Returning Shaheen Shah Afridi is dreaming about his 100th Test wicket

Shaheen Shah Afridi is “excited” to make his long-awaited Test comeback after missing a year of red-ball cricket. He is set to play Pakistan’s first Test against Sri Lanka in Galle on July 16 and it was at this venue exactly 12 months ago he suffered a troublesome ligament injury in his right knee.
Afridi took three months to recover and made a comeback in the T20 World Cup in October in Australia before being sidelined again as he aggravated the same injury. He missed the entire home series against England and New Zealand but made a successful return in January 2023, when he led Lahore Qalandars to the Pakistan Super League (PSL) title. In all this time, he has not played a competitive game with the red ball.”

“I am very excited to be making my Test comeback in the country where I was injured,” Afridi was quoted on the PCB website. “Injuries are part of an athlete’s life, but it is good to be back. I enjoy red-ball cricket a lot, and I am one wicket away from a century of Test wickets, which would be a big achievement for me.

“It seems like yesterday when I was injured. I will be making my Test return at the same ground where I was injured. I was talking to our physiotherapist about it. It is a matter of pride to represent Pakistan in any format, and I enjoy playing for Pakistan. I hope we will have a good beginning to this cycle of the World Test Championship (WTC), and we will qualify for the final, something we have missed in the last two iterations.”

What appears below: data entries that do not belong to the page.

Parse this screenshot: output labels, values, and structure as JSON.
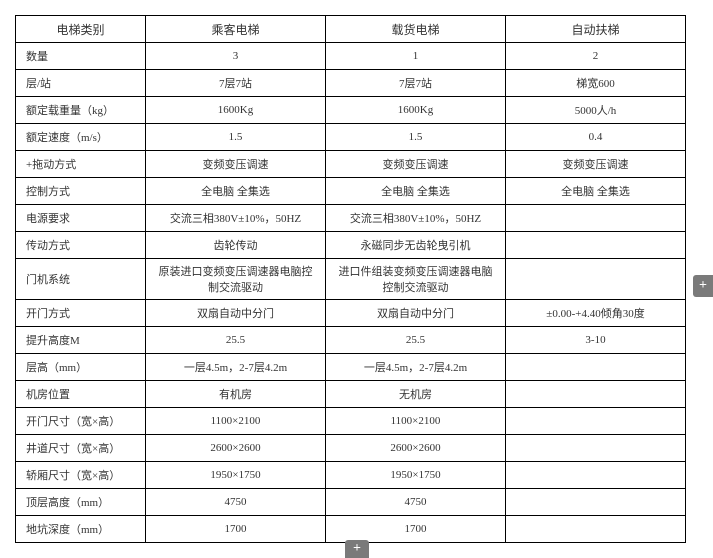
{
  "table": {
    "headers": [
      "电梯类别",
      "乘客电梯",
      "载货电梯",
      "自动扶梯"
    ],
    "rows": [
      {
        "label": "数量",
        "col2": "3",
        "col3": "1",
        "col4": "2"
      },
      {
        "label": "层/站",
        "col2": "7层7站",
        "col3": "7层7站",
        "col4": "梯宽600"
      },
      {
        "label": "额定载重量（kg）",
        "col2": "1600Kg",
        "col3": "1600Kg",
        "col4": "5000人/h"
      },
      {
        "label": "额定速度（m/s）",
        "col2": "1.5",
        "col3": "1.5",
        "col4": "0.4"
      },
      {
        "label": "+拖动方式",
        "col2": "变频变压调速",
        "col3": "变频变压调速",
        "col4": "变频变压调速"
      },
      {
        "label": "控制方式",
        "col2": "全电脑 全集选",
        "col3": "全电脑 全集选",
        "col4": "全电脑 全集选"
      },
      {
        "label": "电源要求",
        "col2": "交流三相380V±10%，50HZ",
        "col3": "交流三相380V±10%，50HZ",
        "col4": ""
      },
      {
        "label": "传动方式",
        "col2": "齿轮传动",
        "col3": "永磁同步无齿轮曳引机",
        "col4": ""
      },
      {
        "label": "门机系统",
        "col2": "原装进口变频变压调速器电脑控制交流驱动",
        "col3": "进口件组装变频变压调速器电脑控制交流驱动",
        "col4": ""
      },
      {
        "label": "开门方式",
        "col2": "双扇自动中分门",
        "col3": "双扇自动中分门",
        "col4": "±0.00-+4.40倾角30度"
      },
      {
        "label": "提升高度M",
        "col2": "25.5",
        "col3": "25.5",
        "col4": "3-10"
      },
      {
        "label": "层高（mm）",
        "col2": "一层4.5m，2-7层4.2m",
        "col3": "一层4.5m，2-7层4.2m",
        "col4": ""
      },
      {
        "label": "机房位置",
        "col2": "有机房",
        "col3": "无机房",
        "col4": ""
      },
      {
        "label": "开门尺寸（宽×高）",
        "col2": "1100×2100",
        "col3": "1100×2100",
        "col4": ""
      },
      {
        "label": "井道尺寸（宽×高）",
        "col2": "2600×2600",
        "col3": "2600×2600",
        "col4": ""
      },
      {
        "label": "轿厢尺寸（宽×高）",
        "col2": "1950×1750",
        "col3": "1950×1750",
        "col4": ""
      },
      {
        "label": "顶层高度（mm）",
        "col2": "4750",
        "col3": "4750",
        "col4": ""
      },
      {
        "label": "地坑深度（mm）",
        "col2": "1700",
        "col3": "1700",
        "col4": ""
      }
    ]
  },
  "plus_icon": "+"
}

In his last Test before injury, Afridi took 4 for 58 to bowl Sri Lanka out for 222 in the first innings. But he bowled just seven (of 100) overs in the second innings. He left the field after appearing to be in discomfort on day three. He is now on 99 wickets from 25 Tests.

His return to international cricket hasn’t been easy. Despite being injured and being advised rest for six weeks, Afridi ended up on tour with the rest of the Pakistan team to the Netherlands and later Dubai for the Asia Cup. The rehab didn’t work. His injury got worse and only then did the PCB decide he needed specialist care and flew him to London.

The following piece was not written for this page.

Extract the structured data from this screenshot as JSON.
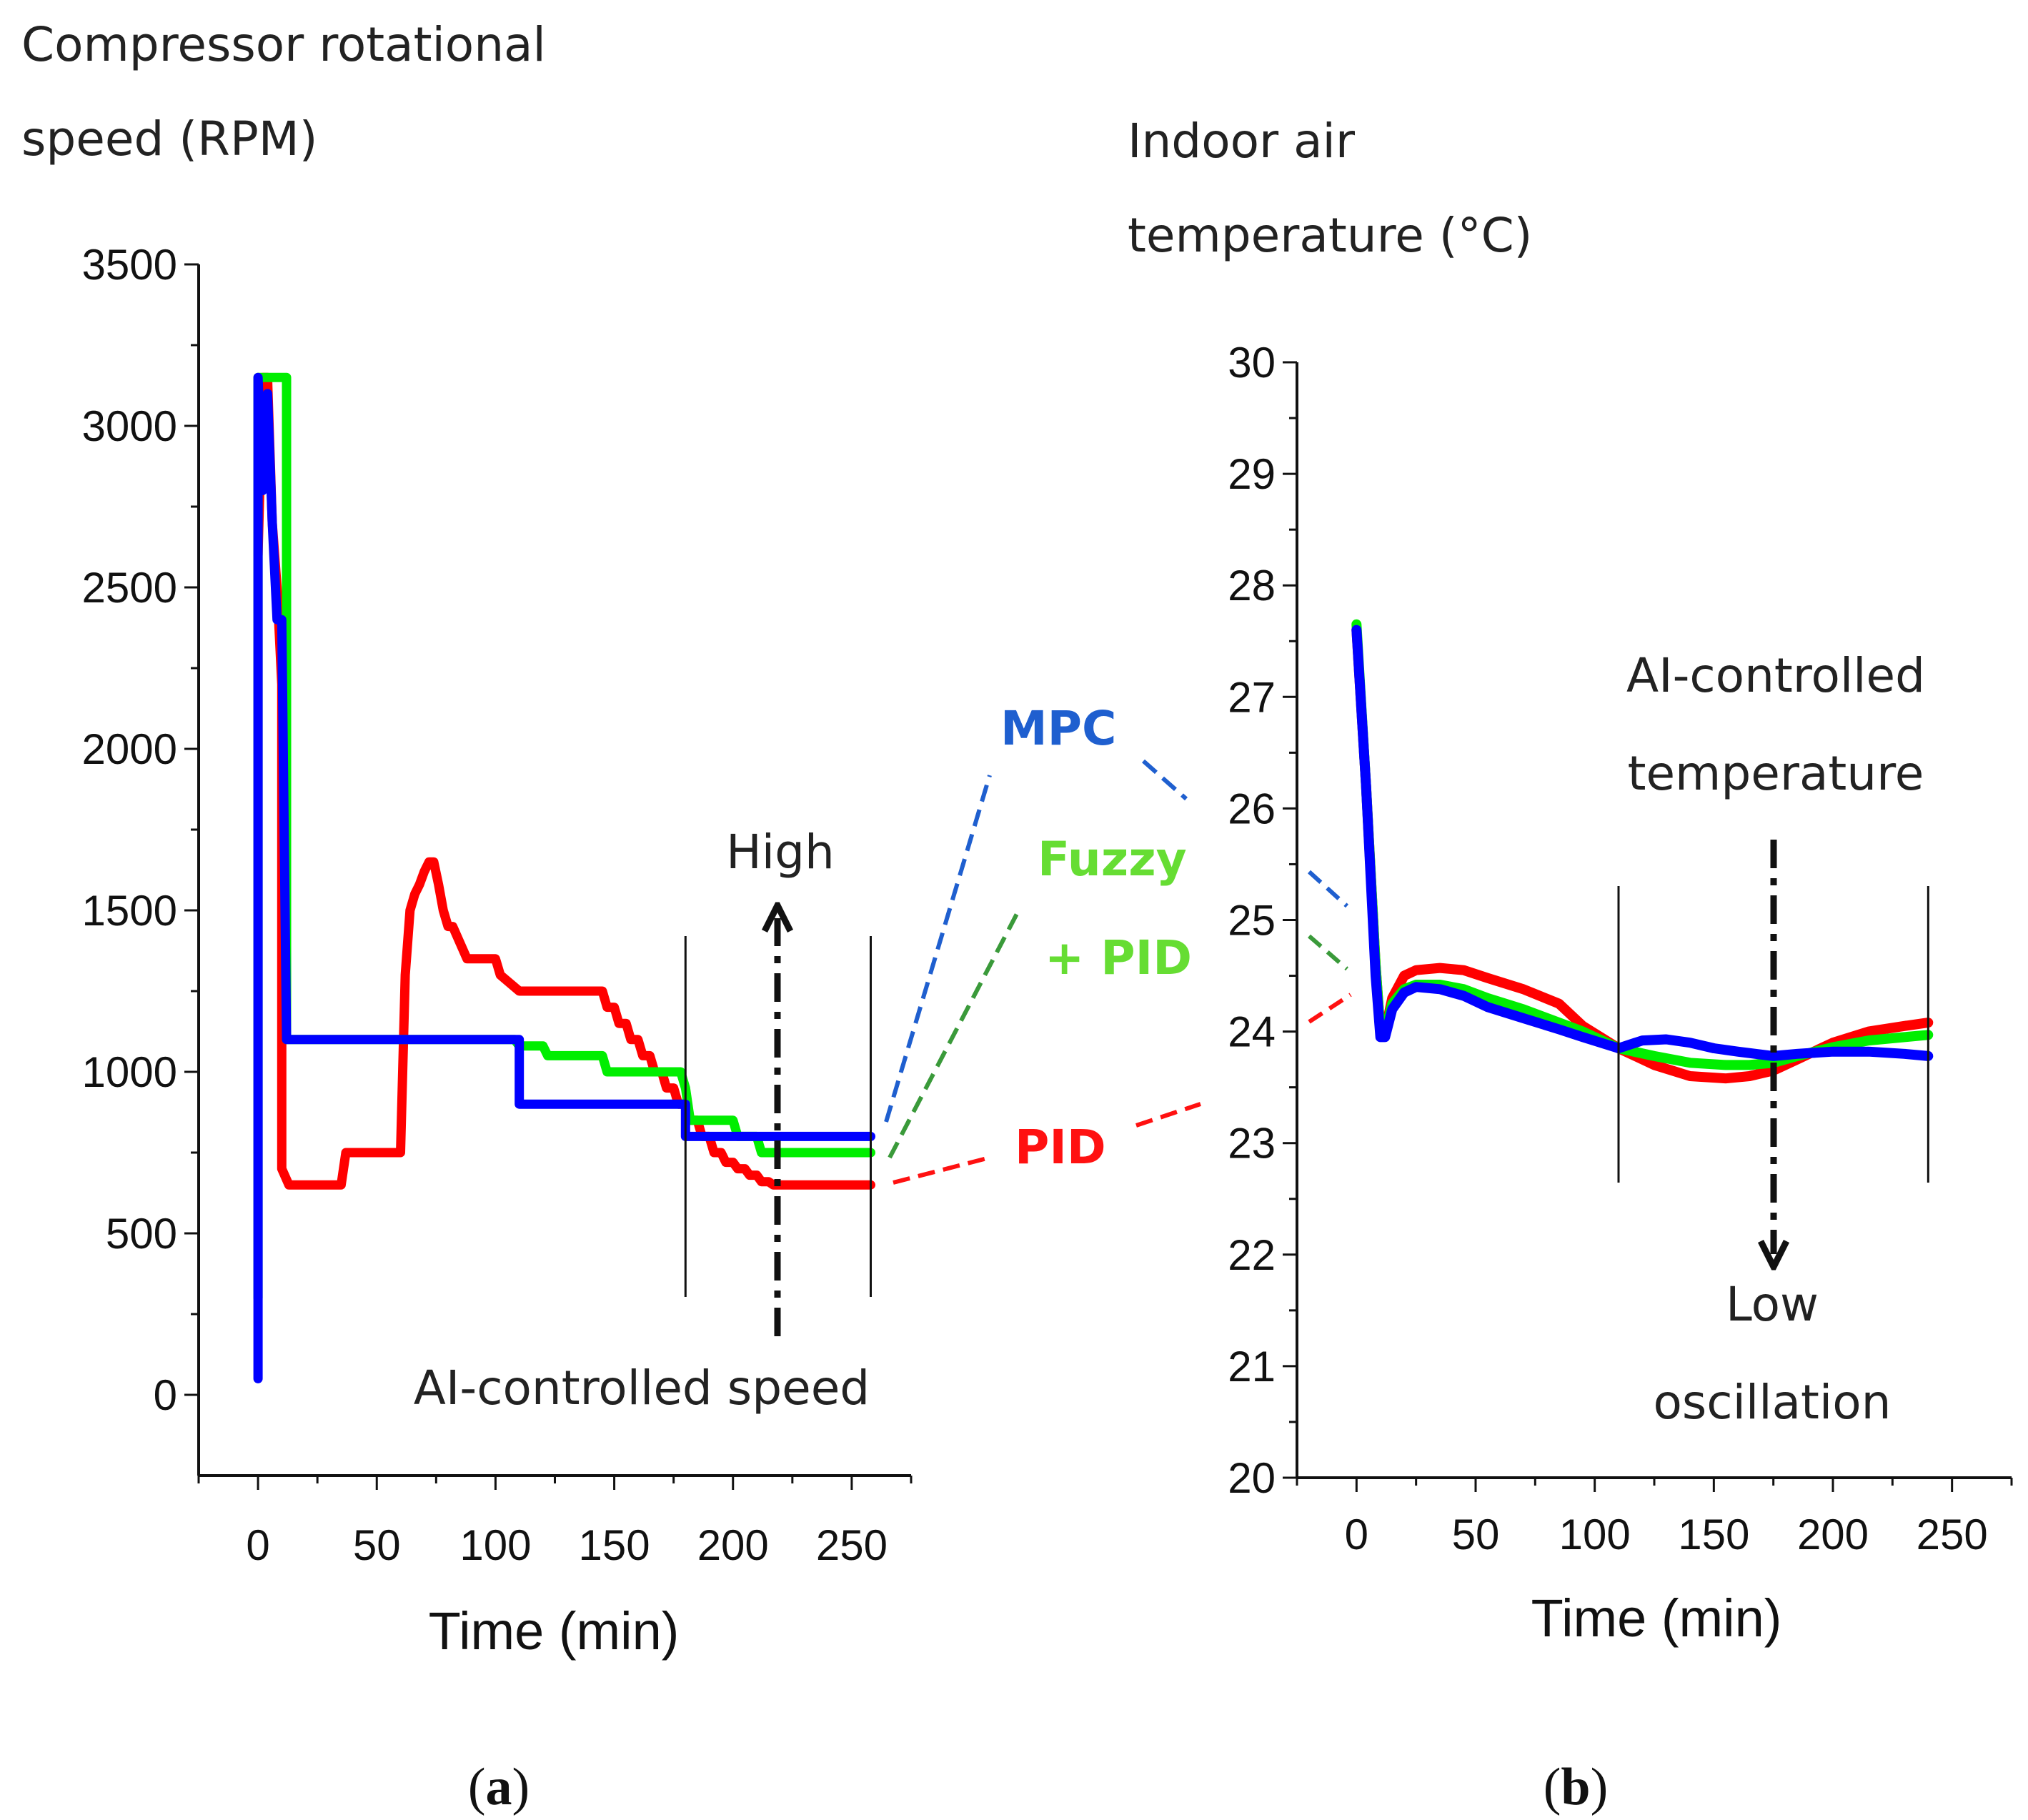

Since returning to white-ball cricket in October last year, he has featured in only 16 international matches so far – less than a third of Pakistan’s total matches since July last year.

Playing in the T20 Blast this summer in the UK, he finished as Nottinghamshire’s highest-wicket-taker with 22 strikes in 14 games at an economy rate of 8.4. There was also a possibility that he might play a few four-day games for the county, but it didn’t materialise.

“It takes time to get used to red-ball cricket after playing with white ball,” Afridi said. “But the Karachi camp proved beneficial for me. Test cricket demands patience, and you have to work in partnerships with fellow bowlers. Over the last year, I have played more white-ball matches, but when I was playing in the United Kingdom, I bowled extra overs after matches – even with the red ball – to meet the desired workload.

Afridi couldn’t help but look back over how long he has been waiting for his 100th Test wicket. “I was only one wicket away, and the new ball was about to be available [in the Test against Sri Lanka last year]. I was planning to utilise the new ball to reach that milestone, but I got injured before we got the new ball. So, I have had to wait a lot. It is very tough to be away from cricket, but time has helped me learn a lot, which will help me perform well for Pakistan across formats.”

There was some talk during Pakistan’s home season in 2023 that Afridi had lost a little bit of his pace post his comeback, but he isn’t fussed. “Speed doesn’t matter as much but if there has been a dip, it will improve with time,” Afridi had said in May.